Meditation

Tränenmeer

Wenn ich ein Hindernis in einem Bachlauf wegräume, einen Stein oder Äste, dann kann das Wasser ungehinderter fließen. Drehe ich einen Hahn auf, fließt kühlendes Nass. Bricht ein Damm, strömen gewaltige Fluten und überschwemmen alles, was sich ihnen in den Weg stellt. Wasser sucht sich seinen Weg – immer.
Mit unseren Tränen kann es ganz ähnlich sein. Manchmal werden sie blockiert, vielleicht von unserer Angst, oder dem Wunsch, keine Schwäche zeigen zu wollen, oder weil wir uns so ohnmächtig fühlen und befürchten, die salzigen Perlen nicht mehr kontrollieren zu können. Ja, es kann sein, dass unser Tränenmeer so gewaltig ist und der Druck, unter dem wir stehen so groß, dass sie aus uns unkontrolliert heraus brechen und wir uns von ihnen überschwemmt fühlen.
Wie oft halten wir aber unsere Tränen zurück, schlucken sie runter, wischen einzelne Irrgänger eilends weg. Wir wollen anderen nicht zeigen, wie verletzt wir sind, wie weich und hilfsbedürftig, wie betrübt.

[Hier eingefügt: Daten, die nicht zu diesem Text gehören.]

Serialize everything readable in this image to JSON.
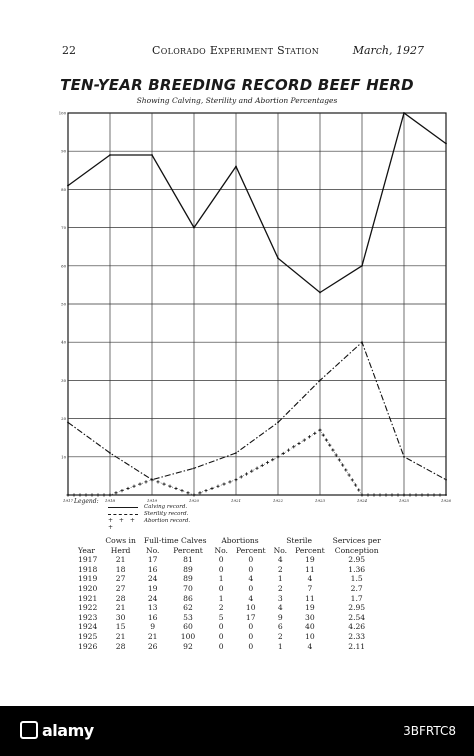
{
  "running_head": {
    "page_number": "22",
    "station": "Colorado Experiment Station",
    "date": "March, 1927"
  },
  "chart_data": {
    "type": "line",
    "title": "TEN-YEAR BREEDING RECORD BEEF HERD",
    "subtitle": "Showing Calving, Sterility and Abortion Percentages",
    "x": [
      "1917",
      "1918",
      "1919",
      "1920",
      "1921",
      "1922",
      "1923",
      "1924",
      "1925",
      "1926"
    ],
    "ylim": [
      0,
      100
    ],
    "y_ticks": [
      10,
      20,
      30,
      40,
      50,
      60,
      70,
      80,
      90,
      100
    ],
    "grid": true,
    "series": [
      {
        "name": "Calving record.",
        "style": "solid",
        "values": [
          81,
          89,
          89,
          70,
          86,
          62,
          53,
          60,
          100,
          92
        ]
      },
      {
        "name": "Sterility record.",
        "style": "dash-dot",
        "values": [
          19,
          11,
          4,
          7,
          11,
          19,
          30,
          40,
          10,
          4
        ]
      },
      {
        "name": "Abortion record.",
        "style": "cross",
        "values": [
          0,
          0,
          4,
          0,
          4,
          10,
          17,
          0,
          0,
          0
        ]
      }
    ],
    "legend_title": "Legend:",
    "legend_position": "bottom-left"
  },
  "table": {
    "group_headers": {
      "cows_in": "Cows in",
      "full_time_calves": "Full-time Calves",
      "abortions": "Abortions",
      "sterile": "Sterile",
      "services_per": "Services per"
    },
    "sub_headers": [
      "Year",
      "Herd",
      "No.",
      "Percent",
      "No.",
      "Percent",
      "No.",
      "Percent",
      "Conception"
    ],
    "rows": [
      [
        "1917",
        "21",
        "17",
        "81",
        "0",
        "0",
        "4",
        "19",
        "2.95"
      ],
      [
        "1918",
        "18",
        "16",
        "89",
        "0",
        "0",
        "2",
        "11",
        "1.36"
      ],
      [
        "1919",
        "27",
        "24",
        "89",
        "1",
        "4",
        "1",
        "4",
        "1.5"
      ],
      [
        "1920",
        "27",
        "19",
        "70",
        "0",
        "0",
        "2",
        "7",
        "2.7"
      ],
      [
        "1921",
        "28",
        "24",
        "86",
        "1",
        "4",
        "3",
        "11",
        "1.7"
      ],
      [
        "1922",
        "21",
        "13",
        "62",
        "2",
        "10",
        "4",
        "19",
        "2.95"
      ],
      [
        "1923",
        "30",
        "16",
        "53",
        "5",
        "17",
        "9",
        "30",
        "2.54"
      ],
      [
        "1924",
        "15",
        "9",
        "60",
        "0",
        "0",
        "6",
        "40",
        "4.26"
      ],
      [
        "1925",
        "21",
        "21",
        "100",
        "0",
        "0",
        "2",
        "10",
        "2.33"
      ],
      [
        "1926",
        "28",
        "26",
        "92",
        "0",
        "0",
        "1",
        "4",
        "2.11"
      ]
    ]
  },
  "watermark": {
    "brand": "alamy",
    "image_id": "3BFRTC8"
  }
}
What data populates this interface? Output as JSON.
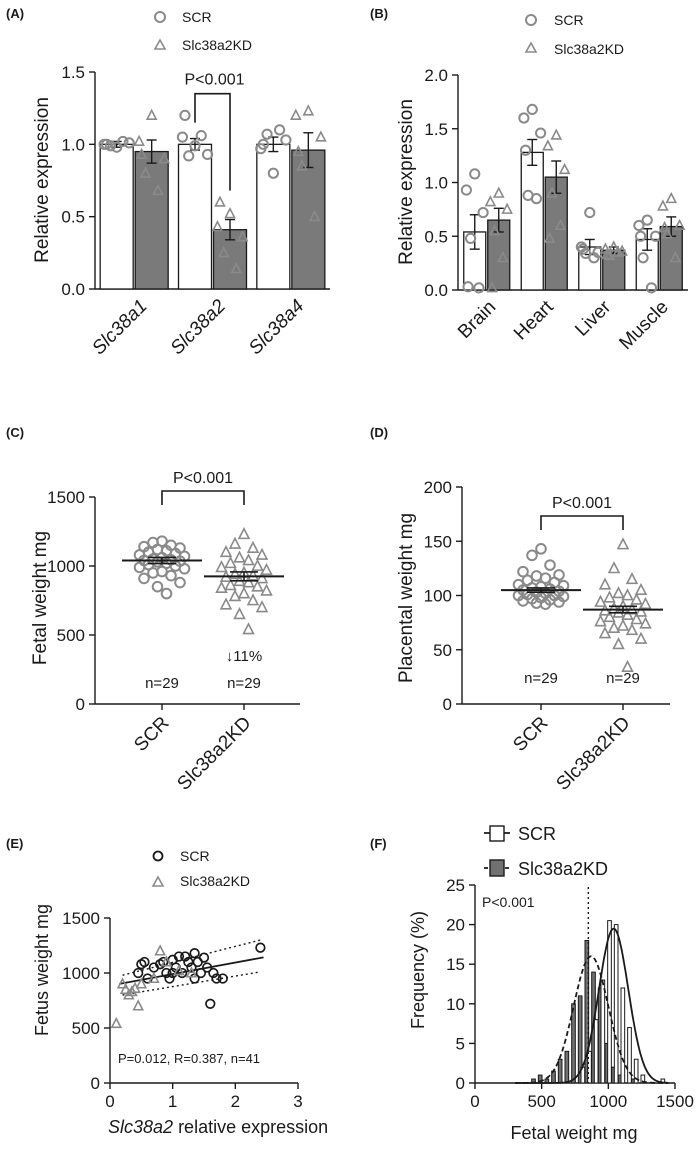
{
  "colors": {
    "axis": "#1a1a1a",
    "scr_marker": "#8a8a8a",
    "kd_marker": "#8a8a8a",
    "kd_bar": "#7a7a7a",
    "scr_bar": "#ffffff",
    "hist_scr": "#ffffff",
    "hist_kd": "#707070"
  },
  "chart_data": [
    {
      "panel": "(A)",
      "type": "bar",
      "legend": [
        "SCR",
        "Slc38a2KD"
      ],
      "ylabel": "Relative expression",
      "ylim": [
        0,
        1.5
      ],
      "yticks": [
        "0.0",
        "0.5",
        "1.0",
        "1.5"
      ],
      "categories": [
        "Slc38a1",
        "Slc38a2",
        "Slc38a4"
      ],
      "series": [
        {
          "name": "SCR",
          "values": [
            1.0,
            1.0,
            1.0
          ],
          "errors": [
            0.02,
            0.04,
            0.05
          ],
          "points": [
            [
              0.98,
              1.0,
              1.01,
              0.99,
              1.02,
              1.0
            ],
            [
              0.99,
              1.05,
              0.93,
              0.92,
              1.06,
              1.2
            ],
            [
              0.8,
              0.97,
              1.03,
              1.07,
              1.1,
              1.0
            ]
          ]
        },
        {
          "name": "Slc38a2KD",
          "values": [
            0.95,
            0.41,
            0.96
          ],
          "errors": [
            0.08,
            0.07,
            0.12
          ],
          "points": [
            [
              1.2,
              1.02,
              0.9,
              0.8,
              0.68,
              0.93
            ],
            [
              0.52,
              0.43,
              0.36,
              0.25,
              0.14,
              0.6
            ],
            [
              1.23,
              1.2,
              1.05,
              0.85,
              0.5,
              0.95
            ]
          ]
        }
      ],
      "annotation": "P<0.001"
    },
    {
      "panel": "(B)",
      "type": "bar",
      "legend": [
        "SCR",
        "Slc38a2KD"
      ],
      "ylabel": "Relative expression",
      "ylim": [
        0,
        2.0
      ],
      "yticks": [
        "0.0",
        "0.5",
        "1.0",
        "1.5",
        "2.0"
      ],
      "categories": [
        "Brain",
        "Heart",
        "Liver",
        "Muscle"
      ],
      "series": [
        {
          "name": "SCR",
          "values": [
            0.54,
            1.28,
            0.4,
            0.47
          ],
          "errors": [
            0.16,
            0.12,
            0.07,
            0.1
          ],
          "points": [
            [
              1.08,
              0.93,
              0.72,
              0.48,
              0.02,
              0.03
            ],
            [
              1.68,
              1.6,
              1.46,
              0.88,
              0.85,
              1.3
            ],
            [
              0.72,
              0.4,
              0.35,
              0.34,
              0.3,
              0.38
            ],
            [
              0.65,
              0.6,
              0.5,
              0.3,
              0.02,
              0.5
            ]
          ]
        },
        {
          "name": "Slc38a2KD",
          "values": [
            0.65,
            1.05,
            0.37,
            0.59
          ],
          "errors": [
            0.11,
            0.15,
            0.03,
            0.09
          ],
          "points": [
            [
              0.9,
              0.82,
              0.75,
              0.55,
              0.3,
              0.02
            ],
            [
              1.44,
              1.34,
              1.12,
              0.9,
              0.6,
              0.48
            ],
            [
              0.4,
              0.38,
              0.36,
              0.32,
              0.35,
              0.33
            ],
            [
              0.85,
              0.78,
              0.6,
              0.52,
              0.3,
              0.58
            ]
          ]
        }
      ]
    },
    {
      "panel": "(C)",
      "type": "scatter",
      "ylabel": "Fetal weight mg",
      "ylim": [
        0,
        1500
      ],
      "yticks": [
        "0",
        "500",
        "1000",
        "1500"
      ],
      "categories": [
        "SCR",
        "Slc38a2KD"
      ],
      "means": [
        1040,
        925
      ],
      "sem": [
        22,
        32
      ],
      "n_labels": [
        "n=29",
        "n=29"
      ],
      "annotation": "P<0.001",
      "note": "↓11%",
      "points": [
        [
          1180,
          1170,
          1150,
          1140,
          1130,
          1120,
          1110,
          1100,
          1090,
          1080,
          1070,
          1060,
          1050,
          1045,
          1040,
          1035,
          1030,
          1020,
          1010,
          1000,
          990,
          980,
          960,
          950,
          930,
          910,
          880,
          850,
          800
        ],
        [
          1230,
          1160,
          1130,
          1100,
          1080,
          1060,
          1040,
          1020,
          1000,
          990,
          970,
          950,
          940,
          930,
          920,
          910,
          890,
          880,
          860,
          850,
          840,
          820,
          800,
          780,
          750,
          720,
          700,
          650,
          540
        ]
      ]
    },
    {
      "panel": "(D)",
      "type": "scatter",
      "ylabel": "Placental weight mg",
      "ylim": [
        0,
        200
      ],
      "yticks": [
        "0",
        "50",
        "100",
        "150",
        "200"
      ],
      "categories": [
        "SCR",
        "Slc38a2KD"
      ],
      "means": [
        105,
        87
      ],
      "sem": [
        2,
        3
      ],
      "n_labels": [
        "n=29",
        "n=29"
      ],
      "annotation": "P<0.001",
      "points": [
        [
          143,
          137,
          128,
          122,
          119,
          118,
          116,
          114,
          112,
          110,
          109,
          108,
          107,
          106,
          105,
          104,
          103,
          102,
          101,
          100,
          100,
          99,
          98,
          97,
          96,
          95,
          94,
          93,
          92
        ],
        [
          147,
          125,
          115,
          110,
          105,
          102,
          100,
          98,
          96,
          94,
          92,
          90,
          88,
          87,
          86,
          85,
          84,
          82,
          80,
          78,
          76,
          74,
          72,
          70,
          68,
          65,
          60,
          55,
          34
        ]
      ]
    },
    {
      "panel": "(E)",
      "type": "scatter",
      "legend": [
        "SCR",
        "Slc38a2KD"
      ],
      "xlabel": "Slc38a2 relative expression",
      "xlabel_italic": "Slc38a2",
      "xlabel_rest": " relative expression",
      "ylabel": "Fetus weight mg",
      "xlim": [
        0,
        3
      ],
      "ylim": [
        0,
        1500
      ],
      "xticks": [
        "0",
        "1",
        "2",
        "3"
      ],
      "yticks": [
        "0",
        "500",
        "1000",
        "1500"
      ],
      "fit": {
        "slope": 105,
        "intercept": 885
      },
      "ci_upper": [
        [
          0.2,
          980
        ],
        [
          2.4,
          1300
        ]
      ],
      "ci_lower": [
        [
          0.2,
          800
        ],
        [
          2.4,
          1010
        ]
      ],
      "annotation": "P=0.012, R=0.387, n=41",
      "series": [
        {
          "name": "SCR",
          "points": [
            [
              0.45,
              1000
            ],
            [
              0.5,
              1080
            ],
            [
              0.55,
              1100
            ],
            [
              0.6,
              950
            ],
            [
              0.7,
              1050
            ],
            [
              0.8,
              1080
            ],
            [
              0.85,
              1100
            ],
            [
              0.9,
              1000
            ],
            [
              0.95,
              950
            ],
            [
              1.0,
              1000
            ],
            [
              1.0,
              1120
            ],
            [
              1.05,
              1050
            ],
            [
              1.1,
              1150
            ],
            [
              1.15,
              1000
            ],
            [
              1.2,
              1150
            ],
            [
              1.25,
              1100
            ],
            [
              1.3,
              1050
            ],
            [
              1.35,
              950
            ],
            [
              1.35,
              1180
            ],
            [
              1.4,
              1100
            ],
            [
              1.45,
              1000
            ],
            [
              1.5,
              1140
            ],
            [
              1.55,
              1050
            ],
            [
              1.6,
              720
            ],
            [
              1.65,
              1000
            ],
            [
              1.7,
              950
            ],
            [
              1.8,
              950
            ],
            [
              2.4,
              1230
            ]
          ]
        },
        {
          "name": "Slc38a2KD",
          "points": [
            [
              0.1,
              540
            ],
            [
              0.2,
              900
            ],
            [
              0.25,
              850
            ],
            [
              0.3,
              800
            ],
            [
              0.35,
              830
            ],
            [
              0.4,
              860
            ],
            [
              0.45,
              700
            ],
            [
              0.5,
              900
            ],
            [
              0.7,
              950
            ],
            [
              0.8,
              1200
            ],
            [
              0.9,
              1100
            ],
            [
              1.1,
              1020
            ],
            [
              1.3,
              1000
            ]
          ]
        }
      ]
    },
    {
      "panel": "(F)",
      "type": "histogram",
      "legend": [
        "SCR",
        "Slc38a2KD"
      ],
      "xlabel": "Fetal weight mg",
      "ylabel": "Frequency (%)",
      "xlim": [
        0,
        1500
      ],
      "ylim": [
        0,
        25
      ],
      "xticks": [
        "0",
        "500",
        "1000",
        "1500"
      ],
      "yticks": [
        "0",
        "5",
        "10",
        "15",
        "20",
        "25"
      ],
      "bin_width": 50,
      "cutoff_x": 850,
      "annotation": "P<0.001",
      "scr_bins": [
        [
          800,
          2
        ],
        [
          850,
          4
        ],
        [
          900,
          8
        ],
        [
          950,
          13
        ],
        [
          1000,
          20.5
        ],
        [
          1050,
          20
        ],
        [
          1100,
          12
        ],
        [
          1150,
          7
        ],
        [
          1200,
          3
        ],
        [
          1250,
          1
        ],
        [
          1400,
          0.5
        ]
      ],
      "kd_bins": [
        [
          450,
          0.5
        ],
        [
          500,
          1
        ],
        [
          550,
          0.5
        ],
        [
          600,
          1.5
        ],
        [
          650,
          3
        ],
        [
          700,
          4
        ],
        [
          750,
          10
        ],
        [
          800,
          11
        ],
        [
          850,
          18
        ],
        [
          900,
          14
        ],
        [
          950,
          12
        ],
        [
          1000,
          5
        ],
        [
          1050,
          2
        ],
        [
          1100,
          1
        ],
        [
          1200,
          0.5
        ]
      ],
      "scr_fit": {
        "mean": 1040,
        "sd": 110,
        "peak": 19.5
      },
      "kd_fit": {
        "mean": 870,
        "sd": 130,
        "peak": 16
      }
    }
  ]
}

Und doch ist da der Wunsch, die Tränen einfach mal fließen zu lassen. Was hilft mir dabei? Zu allererst brauche ich einen geschützten Raum, einen Ort, an dem ich mit meinen Gefühlen hingehen kann. Musik, Worte und Menschen an meiner Seite können helfen, doch was ich unbedingt brauche, ist Vertrauen, in mich, in andere, in Gott.